Zania1313 jeśli tak to rozumiem, spokój ducha najważniejszy. Ja chyba wytrzymam do połowy czerwca, mam nadzieję :D
A teraz wracam do sadzenia kwiatków i ani myśleć o hpv ;) Pozdrawiam kochane <3 <3 <3 <3
-
Dona77 z tego co mi wiadomo to nie jest do końca udowodnione ze HPV może powodowac taka krtani. Raczej mówią ze to "może byc" jednym z czynników. Zapewne nikt do końca nie odpowie jak to jest.
Co do tej cytologii...pierwsze dwa tygodnie lipca wyjeżdżam na urlop. Chciałabym być już wtedy po cytologii i wizycie u ginekolog inaczej mój urlop nie będzie miał sensu. Dlatego idę pod koniec maja
-
Czyli hpv przyczynił się do raka krtani? A ciocia miała badania, które to potwierdziły? Jakieś testy co kolwiek. Dziewczyny jak myślicie, czy jak jest hpv potwierdzony testem to on już jest w całym organiźmie?
-
Ilka, chcesz przez to powiedzieć, że rak krtani przez hpv? :(
-
Zania1313 nie chcesz iść na cytologię w połowie czerwca? żeby wyniki były tuż przed wakacjami w końcówce czerwca.
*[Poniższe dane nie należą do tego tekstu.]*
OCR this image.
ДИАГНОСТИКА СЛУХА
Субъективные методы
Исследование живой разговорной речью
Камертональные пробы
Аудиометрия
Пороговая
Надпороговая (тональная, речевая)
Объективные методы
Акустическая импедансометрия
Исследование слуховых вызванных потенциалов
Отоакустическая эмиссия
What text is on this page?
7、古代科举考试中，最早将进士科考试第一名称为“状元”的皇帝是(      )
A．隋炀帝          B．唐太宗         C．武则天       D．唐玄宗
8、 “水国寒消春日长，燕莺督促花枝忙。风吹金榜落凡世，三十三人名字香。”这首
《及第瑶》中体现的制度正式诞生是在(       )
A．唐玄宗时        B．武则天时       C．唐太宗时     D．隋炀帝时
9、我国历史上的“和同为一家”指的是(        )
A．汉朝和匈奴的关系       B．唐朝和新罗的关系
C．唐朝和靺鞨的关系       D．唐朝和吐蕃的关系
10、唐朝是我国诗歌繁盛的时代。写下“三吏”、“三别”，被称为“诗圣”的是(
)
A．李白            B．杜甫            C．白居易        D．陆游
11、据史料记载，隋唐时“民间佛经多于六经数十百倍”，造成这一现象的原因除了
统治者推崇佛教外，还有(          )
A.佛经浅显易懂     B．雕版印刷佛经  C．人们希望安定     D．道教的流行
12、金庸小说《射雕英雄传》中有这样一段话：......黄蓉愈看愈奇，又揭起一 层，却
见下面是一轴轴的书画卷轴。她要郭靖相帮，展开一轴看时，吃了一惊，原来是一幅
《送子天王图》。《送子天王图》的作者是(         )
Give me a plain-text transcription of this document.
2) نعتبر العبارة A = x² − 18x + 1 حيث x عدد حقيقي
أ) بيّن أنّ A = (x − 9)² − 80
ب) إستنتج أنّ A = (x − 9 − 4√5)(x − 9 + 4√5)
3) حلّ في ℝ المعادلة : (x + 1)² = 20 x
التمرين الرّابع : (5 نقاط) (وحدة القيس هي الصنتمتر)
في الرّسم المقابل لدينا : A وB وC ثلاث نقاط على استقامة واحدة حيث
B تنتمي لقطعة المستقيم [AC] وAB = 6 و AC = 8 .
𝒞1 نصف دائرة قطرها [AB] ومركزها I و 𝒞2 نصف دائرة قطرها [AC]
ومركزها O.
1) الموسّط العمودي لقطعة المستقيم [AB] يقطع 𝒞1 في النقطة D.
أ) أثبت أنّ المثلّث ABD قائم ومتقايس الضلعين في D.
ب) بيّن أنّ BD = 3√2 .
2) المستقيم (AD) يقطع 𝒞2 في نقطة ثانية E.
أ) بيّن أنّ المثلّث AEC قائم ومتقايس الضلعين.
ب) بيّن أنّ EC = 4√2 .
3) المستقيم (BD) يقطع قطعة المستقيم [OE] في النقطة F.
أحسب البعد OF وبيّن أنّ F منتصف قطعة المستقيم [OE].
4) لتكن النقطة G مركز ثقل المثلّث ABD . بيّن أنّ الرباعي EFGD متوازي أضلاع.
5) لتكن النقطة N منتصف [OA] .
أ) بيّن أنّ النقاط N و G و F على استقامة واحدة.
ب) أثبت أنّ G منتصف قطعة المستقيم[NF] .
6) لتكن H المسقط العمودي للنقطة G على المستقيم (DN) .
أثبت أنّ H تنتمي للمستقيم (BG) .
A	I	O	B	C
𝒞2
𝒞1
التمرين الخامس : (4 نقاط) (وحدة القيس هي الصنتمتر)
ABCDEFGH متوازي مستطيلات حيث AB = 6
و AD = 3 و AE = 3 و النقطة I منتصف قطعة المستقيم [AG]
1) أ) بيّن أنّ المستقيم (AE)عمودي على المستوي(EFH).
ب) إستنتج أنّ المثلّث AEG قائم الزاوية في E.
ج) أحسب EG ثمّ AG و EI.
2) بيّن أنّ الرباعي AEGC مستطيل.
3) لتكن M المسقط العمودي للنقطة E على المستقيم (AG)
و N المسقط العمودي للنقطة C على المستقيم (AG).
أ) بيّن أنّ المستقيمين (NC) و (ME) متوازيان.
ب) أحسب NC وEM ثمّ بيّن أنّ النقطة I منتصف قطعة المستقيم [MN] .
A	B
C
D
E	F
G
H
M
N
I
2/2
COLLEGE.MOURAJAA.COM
Jak pamiętasz ja też czerwcowa <3
-
Iłka po burzy zawsze ale to zawsze przychodzi słońce <3 <3
-
Zania1313 a ja myślę, że jesteś dzielną i świadomą młodą kobietą.
A z tą świadomością u różnych kobiet jak widać różnie bywa bo jak do tego dochodzi jeszcze niewiedza przy braku nawyku do kontrolowania swojego stanu zdrowa przynajmniej raz w roku to potem okazuje się, że czasami może to się kiepsko wszystko potoczyć.
Joasia81 jak mijają dni w nowej pracy ??
-
Witam wszystkie nowe dziewczyny :) melduję się i ja...jestem, podczytuje. Jakoś ostatnio nie udzielam się zbyt często...znów zlapalam jakiegoś doła i im mniej czytam o "tym" tym mi łatwiej. Jeszcze przyplatal sie jakis stan zapalny. Byłam u ginekolog, dostałam leki...w zasadzie już przeszłam kurację ale czy pomogło,sama nie wiem. Pod koniec maja kolejna cytologia i już znów przeżywam. Ja chyba muszę znaleźć nie psychologa tylko terapeutę. Mam dość samej siebie. Ale wiecie co...z drugiej strony cieszę się ze tyle wiem o tych chorobach. W ostatnim czasie na jednejnz grup fb jakas mama zapytała co to jest to hpv? To co piszą te kobiety to się w głowie nie mieści...nie mieści! Dziewczyna napisała że coś tam jej źle wyszło w cytologii ale w zasadzie nie wie co, i jedzie na jakąś wycinke ale zapytają czy konizacja czy wycinki odpowiedziała że nie wie. Niby z cytologii cin1 (choć pewna nie byla). Po konsultacji z lekarzem ustalili od razu termin zabiegu. Czyli obstawiam że to cin1 nie był. Dziewczyna twierdzi że hpv zarazila się w toalecie na dyskotece....o zgrozo! Wolę być świadoma niż tak bardzo nieświadoma jak niektóre Panie.
Absolutnie nikogo nie obrażam i nie neguje. Ale to nasze życie jest zbyt kruche...jest tez zbyt krótkie na wieczne zamartwiania ( tak wiem, :D)
Pozdrawiam i życzę zdrowka
-
Dokładnie, nie ma co grzebać w przeszłości tylko iść do przodu ale czasem serce ściska..To wszystko w życiu ma swoje przełożenie, albo nas wzmocni albo pociągnie w dół. Ja jestem z natury optymistką ale z czasem przemieszało się to z realizmem i jest całkiem całkiem.